Parmi les jeunes Européens qui disposent d’un emploi, 42 % ont un contrat temporaire, soit quatre fois plus que pour l’ensemble de la population active, et 32 % exercent un emploi à temps partiel, soit près de deux fois le taux observé pour l’ensemble de la population active.
Comme l’explique Jean-François Trogrlic, directeur du bureau de l’Organisation internationale du travail en France : « La difficulté est d’accéder à temps à l’entreprise avec une qualification acquise. Et plus le temps de latence entre la qualification acquise et l’entrée dans l’entreprise est important, plus les chances de trouver un emploi sont minces. […] La plus forte difficulté est pour les non-qualifiés, parce que, de plus en plus, les emplois auxquels ils pourraient prétendre sont occupés par des gens beaucoup plus qualifiés, qui d’ailleurs les prennent à contrecœur, mais les en écartent. »
Dans ce contexte, il est vrai que la mise en œuvre de fonds structurels et de la « garantie pour la jeunesse » par l’Union européenne peut permettre d’agir pour résorber en partie le chômage des jeunes.
Normalement, 8 milliards d’euros devraient être utilisés pour les pays les plus touchés, dont la France. Notre pays bénéficiera donc d’une enveloppe de 570 millions d’euros, dont une partie servira pour la « garantie pour la jeunesse », qui prévoit de proposer à un jeune une formation ou un emploi dans les quatre mois suivant la fin de ses études ou la perte de son emploi.
Dans ce contexte, la France doit mettre en œuvre cet automne une garantie pour la jeunesse à titre expérimental au sein de dix départements. Monsieur le ministre, pouvez-vous nous dire où en est ce projet ?
Toutefois, il faut mener la réflexion encore plus loin. Ces dispositifs seuls ne suffiront pas. La commission des affaires européennes du Sénat a adopté un rapport d’information intitulé La génération perdue ? L’Union européenne face au chômage des jeunes.
Elle a également adopté à l’unanimité le projet d’avis politique s’y référant. Elle propose ainsi des pistes de travail très intéressantes, en invitant notamment la Commission européenne à favoriser l’élaboration de cursus communs de formation en alternance pour différentes professions, à faciliter la reconnaissance de l’apprentissage suivi dans un autre État membre,…

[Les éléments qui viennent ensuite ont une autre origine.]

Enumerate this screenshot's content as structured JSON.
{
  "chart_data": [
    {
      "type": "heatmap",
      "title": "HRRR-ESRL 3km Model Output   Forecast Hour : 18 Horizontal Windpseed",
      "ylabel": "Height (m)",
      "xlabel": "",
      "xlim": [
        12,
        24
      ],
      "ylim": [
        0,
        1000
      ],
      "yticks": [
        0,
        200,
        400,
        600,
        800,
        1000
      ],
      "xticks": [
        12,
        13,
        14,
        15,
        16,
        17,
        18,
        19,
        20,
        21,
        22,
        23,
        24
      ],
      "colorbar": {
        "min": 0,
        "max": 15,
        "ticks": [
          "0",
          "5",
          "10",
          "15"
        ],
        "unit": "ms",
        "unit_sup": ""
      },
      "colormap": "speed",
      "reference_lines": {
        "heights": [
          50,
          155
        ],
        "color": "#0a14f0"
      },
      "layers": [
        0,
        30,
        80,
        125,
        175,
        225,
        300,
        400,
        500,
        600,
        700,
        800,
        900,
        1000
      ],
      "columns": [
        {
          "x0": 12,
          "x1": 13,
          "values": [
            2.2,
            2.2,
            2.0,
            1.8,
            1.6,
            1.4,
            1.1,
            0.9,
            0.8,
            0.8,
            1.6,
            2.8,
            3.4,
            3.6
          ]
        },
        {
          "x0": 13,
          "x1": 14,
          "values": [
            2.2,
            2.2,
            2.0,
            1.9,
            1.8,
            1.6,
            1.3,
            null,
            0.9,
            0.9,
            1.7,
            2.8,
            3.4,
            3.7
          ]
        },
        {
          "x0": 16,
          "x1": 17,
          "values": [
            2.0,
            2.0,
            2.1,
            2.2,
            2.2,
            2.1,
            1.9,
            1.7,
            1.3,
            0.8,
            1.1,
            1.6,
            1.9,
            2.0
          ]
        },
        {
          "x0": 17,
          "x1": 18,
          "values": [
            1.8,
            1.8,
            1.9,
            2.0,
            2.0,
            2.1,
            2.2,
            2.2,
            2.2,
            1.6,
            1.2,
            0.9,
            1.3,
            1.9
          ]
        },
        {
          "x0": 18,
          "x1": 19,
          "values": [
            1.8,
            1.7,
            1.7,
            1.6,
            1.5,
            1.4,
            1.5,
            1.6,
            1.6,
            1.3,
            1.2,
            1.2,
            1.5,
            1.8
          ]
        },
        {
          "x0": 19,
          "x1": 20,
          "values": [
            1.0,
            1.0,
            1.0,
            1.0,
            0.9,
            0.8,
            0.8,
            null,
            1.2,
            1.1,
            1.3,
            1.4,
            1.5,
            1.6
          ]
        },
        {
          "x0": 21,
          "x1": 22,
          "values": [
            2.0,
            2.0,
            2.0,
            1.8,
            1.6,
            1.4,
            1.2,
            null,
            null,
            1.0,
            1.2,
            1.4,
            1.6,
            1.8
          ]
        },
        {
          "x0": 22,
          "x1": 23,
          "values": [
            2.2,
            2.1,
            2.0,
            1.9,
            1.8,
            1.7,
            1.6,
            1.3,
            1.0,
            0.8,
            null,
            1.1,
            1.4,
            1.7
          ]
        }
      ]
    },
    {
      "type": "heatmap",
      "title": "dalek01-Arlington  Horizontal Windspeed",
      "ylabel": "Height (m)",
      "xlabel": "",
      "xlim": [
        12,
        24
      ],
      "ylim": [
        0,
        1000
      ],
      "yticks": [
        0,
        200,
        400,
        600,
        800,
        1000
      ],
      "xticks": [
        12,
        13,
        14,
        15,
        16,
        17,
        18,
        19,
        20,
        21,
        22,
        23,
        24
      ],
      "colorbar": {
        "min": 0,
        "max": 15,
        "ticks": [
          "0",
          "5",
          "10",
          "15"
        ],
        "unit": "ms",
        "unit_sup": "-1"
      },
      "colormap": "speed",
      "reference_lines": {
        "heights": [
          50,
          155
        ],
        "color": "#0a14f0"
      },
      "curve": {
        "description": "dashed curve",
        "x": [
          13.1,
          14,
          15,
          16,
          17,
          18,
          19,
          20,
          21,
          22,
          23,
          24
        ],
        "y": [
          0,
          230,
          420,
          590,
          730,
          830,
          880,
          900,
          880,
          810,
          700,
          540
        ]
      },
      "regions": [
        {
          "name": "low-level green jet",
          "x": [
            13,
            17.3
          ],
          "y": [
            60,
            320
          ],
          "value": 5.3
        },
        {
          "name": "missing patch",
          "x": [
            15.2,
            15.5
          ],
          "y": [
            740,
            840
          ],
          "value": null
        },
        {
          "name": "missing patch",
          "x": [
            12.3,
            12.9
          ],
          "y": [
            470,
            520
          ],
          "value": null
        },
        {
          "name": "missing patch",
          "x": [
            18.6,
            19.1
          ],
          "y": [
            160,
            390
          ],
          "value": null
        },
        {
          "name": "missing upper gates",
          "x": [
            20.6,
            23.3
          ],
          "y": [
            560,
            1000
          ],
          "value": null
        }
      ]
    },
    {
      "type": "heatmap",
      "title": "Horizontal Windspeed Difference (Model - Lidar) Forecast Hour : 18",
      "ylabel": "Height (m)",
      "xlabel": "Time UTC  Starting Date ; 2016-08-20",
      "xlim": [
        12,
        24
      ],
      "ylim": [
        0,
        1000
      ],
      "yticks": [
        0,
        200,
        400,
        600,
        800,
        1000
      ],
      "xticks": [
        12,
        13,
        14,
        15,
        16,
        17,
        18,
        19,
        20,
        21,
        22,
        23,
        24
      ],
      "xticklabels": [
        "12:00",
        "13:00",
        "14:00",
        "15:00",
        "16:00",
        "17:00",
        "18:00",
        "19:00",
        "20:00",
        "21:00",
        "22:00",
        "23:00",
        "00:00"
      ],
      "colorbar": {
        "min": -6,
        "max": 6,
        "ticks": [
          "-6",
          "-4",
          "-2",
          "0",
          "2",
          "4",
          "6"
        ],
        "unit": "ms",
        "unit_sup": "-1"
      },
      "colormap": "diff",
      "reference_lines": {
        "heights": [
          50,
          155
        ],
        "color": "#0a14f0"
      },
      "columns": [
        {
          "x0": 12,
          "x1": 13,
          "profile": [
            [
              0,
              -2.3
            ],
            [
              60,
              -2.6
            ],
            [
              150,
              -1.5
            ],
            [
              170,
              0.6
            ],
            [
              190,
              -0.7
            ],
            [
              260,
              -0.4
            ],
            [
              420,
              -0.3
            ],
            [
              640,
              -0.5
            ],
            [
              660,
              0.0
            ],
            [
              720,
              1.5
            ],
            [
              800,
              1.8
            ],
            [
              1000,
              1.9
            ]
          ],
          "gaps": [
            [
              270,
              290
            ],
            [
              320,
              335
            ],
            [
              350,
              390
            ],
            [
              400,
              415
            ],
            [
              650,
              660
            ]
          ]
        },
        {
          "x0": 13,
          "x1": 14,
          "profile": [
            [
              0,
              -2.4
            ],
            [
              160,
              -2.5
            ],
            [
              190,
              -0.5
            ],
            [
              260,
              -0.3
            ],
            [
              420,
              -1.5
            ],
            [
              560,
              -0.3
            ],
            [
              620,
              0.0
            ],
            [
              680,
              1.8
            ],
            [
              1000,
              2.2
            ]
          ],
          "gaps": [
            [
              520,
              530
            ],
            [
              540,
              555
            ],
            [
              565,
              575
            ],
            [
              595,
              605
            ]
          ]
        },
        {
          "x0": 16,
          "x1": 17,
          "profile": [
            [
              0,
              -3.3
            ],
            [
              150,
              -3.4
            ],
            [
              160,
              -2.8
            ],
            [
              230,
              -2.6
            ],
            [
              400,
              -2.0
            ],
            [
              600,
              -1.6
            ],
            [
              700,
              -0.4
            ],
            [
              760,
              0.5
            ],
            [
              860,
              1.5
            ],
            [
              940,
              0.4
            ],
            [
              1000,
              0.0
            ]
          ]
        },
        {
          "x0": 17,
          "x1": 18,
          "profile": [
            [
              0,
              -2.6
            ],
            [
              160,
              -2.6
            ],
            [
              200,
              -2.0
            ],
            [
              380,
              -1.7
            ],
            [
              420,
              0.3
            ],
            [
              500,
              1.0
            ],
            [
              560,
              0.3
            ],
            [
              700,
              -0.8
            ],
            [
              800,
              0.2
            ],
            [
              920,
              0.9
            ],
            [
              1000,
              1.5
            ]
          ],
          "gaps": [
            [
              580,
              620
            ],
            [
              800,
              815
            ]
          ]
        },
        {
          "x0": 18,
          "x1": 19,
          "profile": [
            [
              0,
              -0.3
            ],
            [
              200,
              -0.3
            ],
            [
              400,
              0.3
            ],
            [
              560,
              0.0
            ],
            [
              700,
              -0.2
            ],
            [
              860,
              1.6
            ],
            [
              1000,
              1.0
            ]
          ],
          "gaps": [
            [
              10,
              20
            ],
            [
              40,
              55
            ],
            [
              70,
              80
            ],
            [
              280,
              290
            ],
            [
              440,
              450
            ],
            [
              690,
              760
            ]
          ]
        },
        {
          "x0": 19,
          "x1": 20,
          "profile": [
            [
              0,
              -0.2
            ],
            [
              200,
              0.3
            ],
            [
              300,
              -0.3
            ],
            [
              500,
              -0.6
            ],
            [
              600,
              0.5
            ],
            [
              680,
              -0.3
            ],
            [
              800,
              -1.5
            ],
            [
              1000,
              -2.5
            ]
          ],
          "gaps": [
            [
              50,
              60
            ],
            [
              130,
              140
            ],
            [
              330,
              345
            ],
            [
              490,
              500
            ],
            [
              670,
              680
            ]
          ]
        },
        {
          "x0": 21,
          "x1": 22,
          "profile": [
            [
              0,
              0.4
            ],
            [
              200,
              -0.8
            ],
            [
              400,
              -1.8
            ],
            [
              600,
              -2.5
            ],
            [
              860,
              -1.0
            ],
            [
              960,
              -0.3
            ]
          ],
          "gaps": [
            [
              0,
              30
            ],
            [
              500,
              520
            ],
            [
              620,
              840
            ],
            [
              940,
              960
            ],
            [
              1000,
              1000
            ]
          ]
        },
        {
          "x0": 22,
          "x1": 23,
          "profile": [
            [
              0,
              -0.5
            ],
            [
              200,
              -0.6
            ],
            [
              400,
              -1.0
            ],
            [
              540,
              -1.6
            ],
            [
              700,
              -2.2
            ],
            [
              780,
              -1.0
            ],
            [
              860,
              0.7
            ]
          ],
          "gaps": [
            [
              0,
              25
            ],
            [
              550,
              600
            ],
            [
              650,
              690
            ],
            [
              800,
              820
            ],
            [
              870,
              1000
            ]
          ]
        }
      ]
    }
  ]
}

M. Michel Billout. … à créer un guichet européen de l’alternance et à instaurer un véritable statut européen de l’apprenti.
M. Michel Billout. La commission des affaires européennes encourage également la fixation du montant d’une enveloppe dédiée à l’emploi des jeunes au sein du Fonds social européen. De plus, elle juge que les dépenses cofinancées par les États membres en faveur de l’emploi des jeunes ne devraient pas, provisoirement, être intégrées dans le calcul des soldes budgétaires des États membres.
Il s’agit là d’un enjeu déterminant si nous voulons que les États membres s’investissent totalement pour cet objectif de résorption du chômage des jeunes. En conséquence, j’espère que le Gouvernement soutiendra ces propositions lors du Conseil. Monsieur le ministre, il s’agit là d’un véritable « carburant », comme vous l’avez précédemment indiqué. (M. le ministre délégué sourit.)
Cela étant, j’ai plusieurs questions à vous poser.
Qu’en est-il du réseau européen des services publics de l’emploi, qui devrait voir le jour le 1er janvier 2014 ? La Banque européenne d’investissement, la BEI, a décidé d’y apporter son concours au travers de son initiative « Emplois pour les jeunes » et de son programme « Investissements en faveur des compétences ». Qu’en est-il de la mise en place de ces actions ? Nous n’avons quasiment aucune information précise à cet égard.
Certes, la BEI peut désormais lever un peu plus de 60 milliards d’euros pour financer, d’ici à 2015, de nouveaux prêts, dont une partie pourrait se concentrer sur les petites et moyennes entreprises. Pour autant, le président de cette instance lui-même craint que les attentes à l’égard de son établissement dans la lutte contre le chômage des jeunes ne soient au-delà du possible. Pouvez-vous nous éclairer sur ce sujet ?
L’emploi des jeunes est une problématique majeure et surtout transversale. Il serait illusoire de penser pouvoir combattre le chômage des jeunes sans le retour à une croissance durable en Europe, fondée sur une véritable politique de développement industriel, via la recherche et l’innovation.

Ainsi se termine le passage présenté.